Joaquin Phoenix became the star of director Todd Phillips’ Joker in a roundabout way. He was never looking to be a big box office superhero juggernaut, nor did he have an obsession to play a comic character. He wanted to get into a complicated character’s head and the R-rated take on the Batman villain gave him the opportunity. The film’s win at the Venice Film Festival has kickstarted buzz for his performance and the film at large, but Phoenix and Phillips are still looking to take fans behind the scenes to understand how the gritty origin story was put together — including aspects like Phoenix’s extreme weight loss.

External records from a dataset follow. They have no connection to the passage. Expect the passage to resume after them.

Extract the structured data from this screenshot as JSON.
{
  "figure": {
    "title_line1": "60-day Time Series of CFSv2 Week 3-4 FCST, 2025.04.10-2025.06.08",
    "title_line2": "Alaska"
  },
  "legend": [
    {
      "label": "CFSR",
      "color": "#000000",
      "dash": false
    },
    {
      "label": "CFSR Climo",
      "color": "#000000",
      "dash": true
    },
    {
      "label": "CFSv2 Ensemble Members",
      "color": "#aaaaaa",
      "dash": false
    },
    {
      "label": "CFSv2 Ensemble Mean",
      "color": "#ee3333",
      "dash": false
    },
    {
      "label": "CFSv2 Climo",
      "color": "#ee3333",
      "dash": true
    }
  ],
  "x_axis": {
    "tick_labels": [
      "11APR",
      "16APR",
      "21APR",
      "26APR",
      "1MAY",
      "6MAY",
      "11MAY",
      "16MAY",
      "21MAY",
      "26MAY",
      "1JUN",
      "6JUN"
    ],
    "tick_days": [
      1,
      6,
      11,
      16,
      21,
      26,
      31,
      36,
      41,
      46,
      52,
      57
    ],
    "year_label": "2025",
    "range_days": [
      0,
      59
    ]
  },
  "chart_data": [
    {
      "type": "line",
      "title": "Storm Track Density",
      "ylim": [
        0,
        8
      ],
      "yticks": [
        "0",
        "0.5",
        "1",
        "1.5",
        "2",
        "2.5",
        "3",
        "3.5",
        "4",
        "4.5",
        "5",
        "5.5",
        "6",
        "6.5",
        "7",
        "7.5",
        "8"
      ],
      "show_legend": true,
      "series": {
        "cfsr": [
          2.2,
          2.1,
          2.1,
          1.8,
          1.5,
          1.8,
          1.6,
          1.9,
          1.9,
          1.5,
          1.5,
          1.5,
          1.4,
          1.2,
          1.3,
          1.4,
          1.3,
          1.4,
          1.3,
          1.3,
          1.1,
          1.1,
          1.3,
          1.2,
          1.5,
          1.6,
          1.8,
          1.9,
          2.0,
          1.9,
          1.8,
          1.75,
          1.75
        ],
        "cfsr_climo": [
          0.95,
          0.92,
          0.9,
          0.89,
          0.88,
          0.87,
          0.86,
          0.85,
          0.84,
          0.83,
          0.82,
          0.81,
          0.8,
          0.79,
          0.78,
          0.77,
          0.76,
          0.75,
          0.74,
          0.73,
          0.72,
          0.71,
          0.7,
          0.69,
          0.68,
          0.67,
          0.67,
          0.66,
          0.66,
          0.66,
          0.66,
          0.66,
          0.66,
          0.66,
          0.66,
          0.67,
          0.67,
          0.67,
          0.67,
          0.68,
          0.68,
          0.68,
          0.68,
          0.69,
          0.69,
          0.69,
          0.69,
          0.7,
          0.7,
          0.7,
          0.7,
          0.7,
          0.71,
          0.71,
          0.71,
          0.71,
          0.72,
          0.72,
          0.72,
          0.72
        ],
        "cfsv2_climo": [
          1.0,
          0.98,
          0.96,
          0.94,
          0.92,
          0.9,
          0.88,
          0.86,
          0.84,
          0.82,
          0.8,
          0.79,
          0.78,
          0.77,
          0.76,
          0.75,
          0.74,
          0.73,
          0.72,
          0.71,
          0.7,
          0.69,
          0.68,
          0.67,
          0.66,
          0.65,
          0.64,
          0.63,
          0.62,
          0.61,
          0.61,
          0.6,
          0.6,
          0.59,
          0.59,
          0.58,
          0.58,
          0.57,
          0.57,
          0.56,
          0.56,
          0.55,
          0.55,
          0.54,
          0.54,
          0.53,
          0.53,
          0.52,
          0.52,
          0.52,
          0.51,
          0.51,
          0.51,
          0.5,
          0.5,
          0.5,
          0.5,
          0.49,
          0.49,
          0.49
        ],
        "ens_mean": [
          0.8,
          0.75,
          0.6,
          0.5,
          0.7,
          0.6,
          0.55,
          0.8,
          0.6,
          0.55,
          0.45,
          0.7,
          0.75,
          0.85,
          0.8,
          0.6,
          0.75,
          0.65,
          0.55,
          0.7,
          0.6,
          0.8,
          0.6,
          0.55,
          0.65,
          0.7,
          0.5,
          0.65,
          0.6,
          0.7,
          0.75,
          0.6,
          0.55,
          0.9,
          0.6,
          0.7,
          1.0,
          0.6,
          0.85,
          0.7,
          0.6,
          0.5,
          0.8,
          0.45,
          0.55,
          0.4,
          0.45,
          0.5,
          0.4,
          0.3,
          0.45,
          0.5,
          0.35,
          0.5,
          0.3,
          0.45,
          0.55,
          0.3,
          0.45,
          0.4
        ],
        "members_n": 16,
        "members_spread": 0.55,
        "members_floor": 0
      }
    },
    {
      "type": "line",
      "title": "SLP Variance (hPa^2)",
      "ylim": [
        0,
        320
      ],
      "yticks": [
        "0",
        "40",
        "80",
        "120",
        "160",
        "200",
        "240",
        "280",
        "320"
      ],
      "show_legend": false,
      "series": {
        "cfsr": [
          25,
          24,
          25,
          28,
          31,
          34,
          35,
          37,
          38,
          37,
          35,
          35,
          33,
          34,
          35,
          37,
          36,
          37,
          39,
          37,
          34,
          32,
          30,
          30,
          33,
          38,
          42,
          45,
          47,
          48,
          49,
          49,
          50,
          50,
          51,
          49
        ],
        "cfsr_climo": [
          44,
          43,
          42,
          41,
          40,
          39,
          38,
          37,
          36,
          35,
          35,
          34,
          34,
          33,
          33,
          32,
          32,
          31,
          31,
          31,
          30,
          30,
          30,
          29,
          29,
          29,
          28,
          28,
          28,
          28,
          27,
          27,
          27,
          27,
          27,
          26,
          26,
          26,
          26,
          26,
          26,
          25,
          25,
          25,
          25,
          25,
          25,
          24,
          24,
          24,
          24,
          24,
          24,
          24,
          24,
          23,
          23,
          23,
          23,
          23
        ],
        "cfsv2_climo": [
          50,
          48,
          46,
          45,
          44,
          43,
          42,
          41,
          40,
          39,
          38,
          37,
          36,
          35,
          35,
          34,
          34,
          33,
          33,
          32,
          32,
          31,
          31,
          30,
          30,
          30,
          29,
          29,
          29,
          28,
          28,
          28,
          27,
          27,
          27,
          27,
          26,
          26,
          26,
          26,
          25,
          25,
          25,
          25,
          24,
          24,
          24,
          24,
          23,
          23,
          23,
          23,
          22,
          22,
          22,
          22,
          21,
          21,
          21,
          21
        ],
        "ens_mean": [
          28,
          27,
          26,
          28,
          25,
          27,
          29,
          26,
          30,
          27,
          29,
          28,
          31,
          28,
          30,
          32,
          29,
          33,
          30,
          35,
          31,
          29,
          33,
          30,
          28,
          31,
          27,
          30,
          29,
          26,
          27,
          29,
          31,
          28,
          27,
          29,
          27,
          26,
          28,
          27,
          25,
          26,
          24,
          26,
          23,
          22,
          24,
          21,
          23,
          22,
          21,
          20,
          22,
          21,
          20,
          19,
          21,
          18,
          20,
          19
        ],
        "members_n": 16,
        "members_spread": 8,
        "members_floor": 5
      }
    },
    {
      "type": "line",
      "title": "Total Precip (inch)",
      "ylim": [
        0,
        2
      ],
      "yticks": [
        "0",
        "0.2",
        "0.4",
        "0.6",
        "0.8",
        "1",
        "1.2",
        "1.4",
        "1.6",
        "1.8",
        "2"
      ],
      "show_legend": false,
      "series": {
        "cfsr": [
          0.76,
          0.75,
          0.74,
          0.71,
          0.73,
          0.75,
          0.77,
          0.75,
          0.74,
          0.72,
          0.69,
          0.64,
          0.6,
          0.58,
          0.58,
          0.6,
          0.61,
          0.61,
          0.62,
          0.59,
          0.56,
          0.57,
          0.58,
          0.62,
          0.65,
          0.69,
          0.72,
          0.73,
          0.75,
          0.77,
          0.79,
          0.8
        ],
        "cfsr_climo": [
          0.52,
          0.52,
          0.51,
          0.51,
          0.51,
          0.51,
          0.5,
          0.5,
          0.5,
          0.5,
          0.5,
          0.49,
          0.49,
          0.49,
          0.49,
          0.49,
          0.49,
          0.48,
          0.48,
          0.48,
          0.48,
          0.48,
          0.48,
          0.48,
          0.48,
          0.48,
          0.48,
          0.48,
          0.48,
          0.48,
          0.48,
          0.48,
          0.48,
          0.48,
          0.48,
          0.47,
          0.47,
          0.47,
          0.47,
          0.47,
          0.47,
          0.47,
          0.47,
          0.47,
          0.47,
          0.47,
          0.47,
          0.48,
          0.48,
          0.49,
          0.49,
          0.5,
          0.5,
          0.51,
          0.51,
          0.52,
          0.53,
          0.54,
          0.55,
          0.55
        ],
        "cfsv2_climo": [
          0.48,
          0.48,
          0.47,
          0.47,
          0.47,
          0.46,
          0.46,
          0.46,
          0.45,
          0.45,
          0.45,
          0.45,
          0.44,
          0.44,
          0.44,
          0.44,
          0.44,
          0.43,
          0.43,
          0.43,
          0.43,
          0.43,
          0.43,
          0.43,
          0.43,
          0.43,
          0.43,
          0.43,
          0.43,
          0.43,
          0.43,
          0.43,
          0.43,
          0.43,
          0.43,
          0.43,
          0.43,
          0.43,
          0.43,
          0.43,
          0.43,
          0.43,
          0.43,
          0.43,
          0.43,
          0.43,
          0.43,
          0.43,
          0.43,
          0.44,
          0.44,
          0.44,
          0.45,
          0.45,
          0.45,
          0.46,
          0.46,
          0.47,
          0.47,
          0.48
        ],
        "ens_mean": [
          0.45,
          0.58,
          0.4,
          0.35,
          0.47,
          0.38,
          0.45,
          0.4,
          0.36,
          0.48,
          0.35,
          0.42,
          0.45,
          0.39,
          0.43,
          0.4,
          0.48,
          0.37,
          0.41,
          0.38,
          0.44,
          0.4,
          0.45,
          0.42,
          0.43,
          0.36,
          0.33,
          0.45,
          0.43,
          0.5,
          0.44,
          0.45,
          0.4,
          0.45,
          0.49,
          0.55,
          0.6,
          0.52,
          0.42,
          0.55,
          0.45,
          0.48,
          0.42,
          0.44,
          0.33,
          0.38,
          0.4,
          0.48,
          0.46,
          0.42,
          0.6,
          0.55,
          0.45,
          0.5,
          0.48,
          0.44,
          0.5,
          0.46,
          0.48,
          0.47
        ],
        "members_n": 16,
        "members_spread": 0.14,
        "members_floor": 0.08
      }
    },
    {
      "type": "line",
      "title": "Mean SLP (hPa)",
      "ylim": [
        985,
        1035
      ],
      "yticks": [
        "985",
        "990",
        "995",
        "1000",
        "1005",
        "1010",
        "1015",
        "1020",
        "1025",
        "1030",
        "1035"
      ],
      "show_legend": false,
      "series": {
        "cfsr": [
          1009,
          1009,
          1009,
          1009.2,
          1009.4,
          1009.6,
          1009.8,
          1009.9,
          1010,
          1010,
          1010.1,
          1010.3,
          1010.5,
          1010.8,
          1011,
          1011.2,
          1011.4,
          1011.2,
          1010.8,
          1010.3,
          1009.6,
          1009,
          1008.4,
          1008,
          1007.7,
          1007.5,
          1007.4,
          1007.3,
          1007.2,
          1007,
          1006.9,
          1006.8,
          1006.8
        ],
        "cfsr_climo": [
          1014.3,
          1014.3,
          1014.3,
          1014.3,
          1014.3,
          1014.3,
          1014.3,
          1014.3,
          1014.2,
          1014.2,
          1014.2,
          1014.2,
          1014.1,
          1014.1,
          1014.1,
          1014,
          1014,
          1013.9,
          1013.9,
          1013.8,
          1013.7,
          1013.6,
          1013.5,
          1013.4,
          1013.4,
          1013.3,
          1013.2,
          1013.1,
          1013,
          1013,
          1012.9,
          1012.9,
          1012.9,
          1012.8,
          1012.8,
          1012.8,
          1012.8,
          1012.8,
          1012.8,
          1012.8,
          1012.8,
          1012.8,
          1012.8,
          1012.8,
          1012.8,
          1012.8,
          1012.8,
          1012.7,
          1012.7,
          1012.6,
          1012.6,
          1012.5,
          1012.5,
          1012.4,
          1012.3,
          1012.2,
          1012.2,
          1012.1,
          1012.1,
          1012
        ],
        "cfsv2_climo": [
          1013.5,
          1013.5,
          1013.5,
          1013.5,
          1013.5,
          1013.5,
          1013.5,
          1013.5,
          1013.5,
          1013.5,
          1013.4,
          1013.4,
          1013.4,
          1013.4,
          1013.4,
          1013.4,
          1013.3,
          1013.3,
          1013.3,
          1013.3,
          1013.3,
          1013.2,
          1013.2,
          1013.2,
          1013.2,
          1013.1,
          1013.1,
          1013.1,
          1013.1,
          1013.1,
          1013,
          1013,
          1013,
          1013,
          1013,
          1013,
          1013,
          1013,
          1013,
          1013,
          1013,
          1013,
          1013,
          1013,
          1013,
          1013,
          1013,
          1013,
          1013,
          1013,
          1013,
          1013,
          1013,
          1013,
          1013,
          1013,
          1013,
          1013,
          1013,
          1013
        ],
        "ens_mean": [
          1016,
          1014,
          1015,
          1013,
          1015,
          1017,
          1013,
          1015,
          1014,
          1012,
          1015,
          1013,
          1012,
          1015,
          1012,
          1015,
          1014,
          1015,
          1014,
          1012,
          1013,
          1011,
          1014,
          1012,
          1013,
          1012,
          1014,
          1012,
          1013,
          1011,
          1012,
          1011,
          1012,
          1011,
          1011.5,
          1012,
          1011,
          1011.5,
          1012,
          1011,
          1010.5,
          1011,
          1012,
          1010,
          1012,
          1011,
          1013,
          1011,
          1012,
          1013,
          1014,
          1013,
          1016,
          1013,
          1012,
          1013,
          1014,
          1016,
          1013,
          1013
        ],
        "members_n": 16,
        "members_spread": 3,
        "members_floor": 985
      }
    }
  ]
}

Speaking to The New York Times, Phoenix was candid about his experiences with losing weight for roles. “It’s a horrible way to live,” Phoenix said. In fact, when conceiving of his personal Joker, the film’s Arthur Fleck, he had a totally different vision for the character’s build. “I think he should be kind of heavy,” the actor explained. But his director disagreed. “Todd was like, ‘I think you should do the real thin person’,” said Phoenix, referencing the more classical Joker look from the comics and animated shows that made the Clown Prince of Crime into an otherworldly spindle. To make that a reality, Phoenix needed to lose a lot of weight: 52 pounds in total.
It’s been reported that this extreme weight loss had a psychological impact on his performance, which also counted dancing, greasepaint application, and joke-journaling among its many preparatory activities. “It turns out that affects your psychology,” Phoenix said. “You start to go mad."
At that point, minor complications on set — like ditching scenes when he wasn’t vibing with them — seem par for the course. “In the middle of the scene, he’ll just walk away and walk out,” Phillips said. “And the poor other actor thinks it’s them and it was never them — it was always him, and he just wasn’t feeling it.” But then “we’ll take a walk and we’ll come back and we’ll do it,” Phillips said. But it’s not like he was overly difficult for his co-stars. “Joaquin was very intense in what he was doing, as it should be, as he should be,” said Robert De Niro, who plays a self-referential talk show host. “There’s nothing to talk about, personally, on the side, ‘Let’s have coffee.’ Let’s just do the stuff.”
In fact, Phoenix was so committed to the character study side of the film that the comic elements were road bumps rather than perks. “He never liked saying the name Thomas Wayne,” Phillips said. Makes sense that this Joker will never meet Robert Pattinson's Batman. “It would have been easier for him if the movie was called ‘Arthur’ and had nothing to do with any of that stuff. But in the long run, I think he got it and appreciated it.”
Will fans appreciate Phoenix’s sacrifice and Phillips’ vision of the infamous character? Or will Phoenix’s idea of the villain, heavy and strange, go unfulfilled? Audiences can see for themselves when Joker hits theaters on Oct. 4.